Answer
$K_a = 1.4 \times 10^{-4} $
Work Step by Step
1. Draw the ICE table for this equilibrium:
$$\begin{vmatrix}
Compound& [ CH_3CH(OH)COOH ]& [ CH_3CH(OH)COO^- ]& [ H_3O^+ ]\\
Initial& 0.0284 & 0 & 0 \\
Change& -x& +x& +x\\
Equilibrium& 0.0284 -x& 0 +x& 0 +x\\
\end{vmatrix}$$
2. Write the expression for $K_a$, and substitute the concentrations:
- The exponent of each concentration is equal to its balance coefficient.

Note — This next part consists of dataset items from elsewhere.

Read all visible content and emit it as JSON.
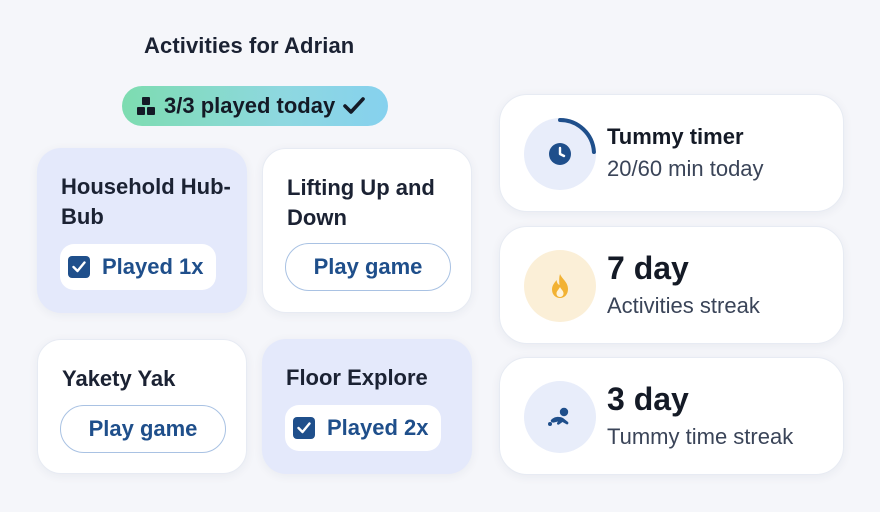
{
  "header": {
    "title": "Activities for Adrian",
    "summary": "3/3 played today"
  },
  "activities": [
    {
      "name": "Household Hub-Bub",
      "state": "played",
      "label": "Played 1x"
    },
    {
      "name": "Lifting Up and Down",
      "state": "unplayed",
      "label": "Play game"
    },
    {
      "name": "Yakety Yak",
      "state": "unplayed",
      "label": "Play game"
    },
    {
      "name": "Floor Explore",
      "state": "played",
      "label": "Played 2x"
    }
  ],
  "stats": {
    "tummy_timer": {
      "title": "Tummy timer",
      "detail": "20/60 min today",
      "minutes_done": 20,
      "minutes_goal": 60,
      "icon": "clock-icon"
    },
    "activities_streak": {
      "value": "7 day",
      "label": "Activities streak",
      "icon": "flame-icon"
    },
    "tummy_streak": {
      "value": "3 day",
      "label": "Tummy time streak",
      "icon": "baby-crawl-icon"
    }
  },
  "colors": {
    "brand_blue": "#1f4f8b",
    "played_card": "#e4e9fb",
    "pill_start": "#7ddcb0",
    "pill_end": "#86d1ee",
    "flame": "#f2b233"
  }
}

$$K_a = \frac{[Products]}{[Reactants]} = \frac{[ CH_3CH(OH)COO^- ][ H^+ ]}{[ CH_3CH(OH)COOH ]}$$
$$K_a = \frac{(x)(x)}{[ CH_3CH(OH)COOH ]_{initial} - x}$$
3. Use the percent ionization to find x:
$$Percent \space ionization = \frac{x}{[ CH_3CH(OH)COOH ]_{initial}} \times 100\% $$
$$x = \frac{ 6.7 \% \times 0.0284 }{100\%}$$
$x = 1.9 \times 10^{-3} $
4. Substitute the value of x and calculate the $K_a$:
$$K_a = \frac{( 1.9 \times 10^{-3} )^2}{ 0.0284 - 1.9 \times 10^{-3} }$$
$K_a = 1.4 \times 10^{-4} $